Are doctors an endangered species?
Probably not, but at the 2012 mHealth Summit's Tuesday morning Super Session, two presenters offered visions of a future of healthcare that, at the very least, might make some doctors nervous.
In “Pushing the Limits of Mobile Health – Can We Have Health & Healthcare Without Doctors?” Vinod Khosla, founder and CEO of Sun Microsystems, and Joseph Kvedar, MD, who launched Partners Healthcare's Center for Connected Health, painted compelling pictures of how mobile technology can and, in their view, will be used to render our healthcare system more efficient, more effective and much more consumer-driven.
Khosla began building his case for change by citing three problems with the current system. First, he said, there is presently a great deal of misdiagnosis. Second, most Americans understand their health information at about a 5th grade level. And, third, approximately 50 percent of doctors are below average.
As if he hadn’t painted a bleak enough picture, he also argued that humans have inherent cognitive limitations and are prone to a number of cognitive biases. In short, then, how could a system more reliant on computers not be an improvement?
Pointing to examples of companies that have begun to use technology to bypass doctors, he claimed “80 percent of what doctors do can be replaced by computers.” That said, he suggested that the first real wave of computer replacements will both be “trained” by the best doctors and serve as “toddler MDs,” or assistants to human providers.
In the end, he said, “computers can be cost minimizers while also being cost maximizers.” And he predicted that while he expected to be wrong on the specifics – the details of the future always turn out a little different from what futurists predict – he was confident that he was “directionally right.”
Kvedar approached the current need for change from a more pragmatic perspective, pointing out that “60 percent of costs in healthcare are labor,” and that the amount of, and growth in, chronic illness will inevitably lead to a shortage of doctors.

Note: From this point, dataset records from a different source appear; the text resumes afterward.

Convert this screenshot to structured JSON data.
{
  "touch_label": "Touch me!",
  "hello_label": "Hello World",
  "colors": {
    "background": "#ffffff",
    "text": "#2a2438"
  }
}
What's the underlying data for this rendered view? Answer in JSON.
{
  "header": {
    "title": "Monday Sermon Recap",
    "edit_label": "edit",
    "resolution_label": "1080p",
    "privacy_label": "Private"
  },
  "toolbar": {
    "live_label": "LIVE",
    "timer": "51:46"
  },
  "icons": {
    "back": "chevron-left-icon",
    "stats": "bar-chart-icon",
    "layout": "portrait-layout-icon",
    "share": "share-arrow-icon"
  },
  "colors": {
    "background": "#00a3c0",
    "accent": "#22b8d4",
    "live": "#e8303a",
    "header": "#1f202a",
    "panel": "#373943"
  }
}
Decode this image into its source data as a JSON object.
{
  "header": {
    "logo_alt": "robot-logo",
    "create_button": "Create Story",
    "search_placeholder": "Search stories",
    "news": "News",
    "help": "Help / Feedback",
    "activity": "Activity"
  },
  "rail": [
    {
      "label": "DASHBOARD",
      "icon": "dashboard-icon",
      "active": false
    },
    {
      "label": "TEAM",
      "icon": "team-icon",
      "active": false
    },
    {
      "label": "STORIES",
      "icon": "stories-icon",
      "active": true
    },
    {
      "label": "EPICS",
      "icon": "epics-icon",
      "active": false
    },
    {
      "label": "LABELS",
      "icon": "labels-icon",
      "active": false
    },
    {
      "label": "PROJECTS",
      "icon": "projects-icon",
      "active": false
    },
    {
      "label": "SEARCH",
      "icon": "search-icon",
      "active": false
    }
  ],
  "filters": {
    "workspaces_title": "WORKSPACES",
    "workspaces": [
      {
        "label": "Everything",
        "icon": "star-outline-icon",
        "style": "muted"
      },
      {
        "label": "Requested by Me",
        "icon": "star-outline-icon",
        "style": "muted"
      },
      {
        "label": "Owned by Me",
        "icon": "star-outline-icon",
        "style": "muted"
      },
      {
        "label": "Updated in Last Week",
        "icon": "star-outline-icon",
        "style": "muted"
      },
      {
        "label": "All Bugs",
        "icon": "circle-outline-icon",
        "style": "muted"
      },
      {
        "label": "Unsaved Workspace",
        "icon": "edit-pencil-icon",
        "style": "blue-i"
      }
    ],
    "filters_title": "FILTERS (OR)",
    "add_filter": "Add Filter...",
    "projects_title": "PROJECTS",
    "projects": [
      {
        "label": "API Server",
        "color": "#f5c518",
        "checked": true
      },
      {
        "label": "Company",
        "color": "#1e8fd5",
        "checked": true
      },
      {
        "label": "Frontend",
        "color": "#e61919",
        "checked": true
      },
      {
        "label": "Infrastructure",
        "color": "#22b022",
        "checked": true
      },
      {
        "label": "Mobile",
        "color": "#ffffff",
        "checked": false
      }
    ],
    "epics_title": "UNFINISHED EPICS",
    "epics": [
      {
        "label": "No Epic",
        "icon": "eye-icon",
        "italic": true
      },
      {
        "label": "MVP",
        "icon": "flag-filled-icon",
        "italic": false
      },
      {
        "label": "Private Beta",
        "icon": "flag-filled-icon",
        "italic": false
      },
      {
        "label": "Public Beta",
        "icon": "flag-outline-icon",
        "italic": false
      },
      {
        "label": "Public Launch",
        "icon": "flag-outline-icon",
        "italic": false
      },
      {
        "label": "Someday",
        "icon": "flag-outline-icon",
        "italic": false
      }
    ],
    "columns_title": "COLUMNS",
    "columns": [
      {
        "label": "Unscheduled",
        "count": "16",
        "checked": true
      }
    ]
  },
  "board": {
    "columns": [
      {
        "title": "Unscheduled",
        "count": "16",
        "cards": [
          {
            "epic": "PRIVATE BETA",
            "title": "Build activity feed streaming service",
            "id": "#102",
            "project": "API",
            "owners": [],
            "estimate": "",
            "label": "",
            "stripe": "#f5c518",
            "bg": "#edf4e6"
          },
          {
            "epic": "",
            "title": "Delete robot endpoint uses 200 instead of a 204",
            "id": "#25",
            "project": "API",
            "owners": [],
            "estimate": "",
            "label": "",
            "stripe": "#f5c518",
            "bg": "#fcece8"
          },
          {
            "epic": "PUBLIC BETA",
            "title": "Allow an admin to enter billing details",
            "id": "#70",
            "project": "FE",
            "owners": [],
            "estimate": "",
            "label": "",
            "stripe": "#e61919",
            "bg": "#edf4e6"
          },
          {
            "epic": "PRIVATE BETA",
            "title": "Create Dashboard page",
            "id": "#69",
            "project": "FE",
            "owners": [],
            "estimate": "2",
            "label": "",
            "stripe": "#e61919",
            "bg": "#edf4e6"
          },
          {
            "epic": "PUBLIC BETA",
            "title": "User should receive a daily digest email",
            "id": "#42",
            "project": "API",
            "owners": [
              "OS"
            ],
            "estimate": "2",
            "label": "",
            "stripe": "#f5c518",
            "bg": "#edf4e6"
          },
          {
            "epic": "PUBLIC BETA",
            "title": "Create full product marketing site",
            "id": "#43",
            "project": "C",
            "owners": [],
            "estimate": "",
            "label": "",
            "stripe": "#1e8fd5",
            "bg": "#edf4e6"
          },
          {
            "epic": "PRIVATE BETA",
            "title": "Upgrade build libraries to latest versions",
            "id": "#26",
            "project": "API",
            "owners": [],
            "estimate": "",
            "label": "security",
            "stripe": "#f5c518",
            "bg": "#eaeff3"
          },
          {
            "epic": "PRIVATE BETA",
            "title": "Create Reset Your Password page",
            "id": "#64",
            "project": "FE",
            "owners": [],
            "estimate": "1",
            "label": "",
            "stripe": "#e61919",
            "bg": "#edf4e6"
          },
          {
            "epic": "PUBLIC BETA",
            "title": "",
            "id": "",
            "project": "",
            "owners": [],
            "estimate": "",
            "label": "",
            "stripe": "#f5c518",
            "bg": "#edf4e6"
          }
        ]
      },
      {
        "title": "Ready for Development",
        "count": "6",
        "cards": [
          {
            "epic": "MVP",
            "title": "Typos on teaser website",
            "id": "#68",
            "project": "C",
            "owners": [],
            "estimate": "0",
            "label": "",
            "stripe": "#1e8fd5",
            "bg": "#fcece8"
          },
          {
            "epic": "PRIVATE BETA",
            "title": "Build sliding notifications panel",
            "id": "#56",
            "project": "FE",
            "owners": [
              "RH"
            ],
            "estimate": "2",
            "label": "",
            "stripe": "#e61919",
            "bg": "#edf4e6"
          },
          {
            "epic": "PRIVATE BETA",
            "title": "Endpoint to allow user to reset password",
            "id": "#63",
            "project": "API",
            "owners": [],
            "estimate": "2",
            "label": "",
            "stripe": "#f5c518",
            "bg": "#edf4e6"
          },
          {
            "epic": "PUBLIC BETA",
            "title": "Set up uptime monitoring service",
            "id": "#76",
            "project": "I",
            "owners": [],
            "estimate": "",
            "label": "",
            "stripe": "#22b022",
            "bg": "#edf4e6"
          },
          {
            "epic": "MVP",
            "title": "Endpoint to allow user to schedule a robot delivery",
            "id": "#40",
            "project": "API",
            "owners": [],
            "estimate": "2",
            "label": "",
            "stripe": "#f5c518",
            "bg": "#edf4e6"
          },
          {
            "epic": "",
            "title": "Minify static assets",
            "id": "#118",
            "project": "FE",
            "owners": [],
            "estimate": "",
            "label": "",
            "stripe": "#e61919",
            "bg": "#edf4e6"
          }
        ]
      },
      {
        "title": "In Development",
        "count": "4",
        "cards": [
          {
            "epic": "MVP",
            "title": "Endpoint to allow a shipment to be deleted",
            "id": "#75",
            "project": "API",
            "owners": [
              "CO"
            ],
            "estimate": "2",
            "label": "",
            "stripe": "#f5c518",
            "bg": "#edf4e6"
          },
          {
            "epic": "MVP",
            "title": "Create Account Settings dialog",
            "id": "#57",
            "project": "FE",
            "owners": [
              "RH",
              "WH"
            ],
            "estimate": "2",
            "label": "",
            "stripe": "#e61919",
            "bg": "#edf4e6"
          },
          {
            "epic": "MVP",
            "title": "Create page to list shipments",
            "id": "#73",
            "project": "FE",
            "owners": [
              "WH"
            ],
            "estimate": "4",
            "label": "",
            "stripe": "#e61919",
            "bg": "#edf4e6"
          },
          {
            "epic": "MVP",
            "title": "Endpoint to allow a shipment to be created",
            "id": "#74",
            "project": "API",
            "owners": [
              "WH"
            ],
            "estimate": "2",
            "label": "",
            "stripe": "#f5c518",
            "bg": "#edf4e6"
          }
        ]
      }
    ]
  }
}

Moreover, he argued, computers are simply better at the algorithmic tasks that constitute a large share of a doctor’s activities, and greater reliance on technology will allow providers to spread their services across a larger population of patients.
One example of technology he considered promising are so-called “computerized relational agents.” In essence, these are robots used for administrative tasks such as reviewing discharge instructions with patients. Kvedar said that in early reviews of these technologies patients have preferred the relational agent to live humans, as they don’t feel pressed for time or embarrassed about asking multiple questions.
In a follow-up Q&A session, both Khosla and Kvedar predicted that change in the direction of “automated healthcare” was apt to come more from consumers than from within the healthcare establishment.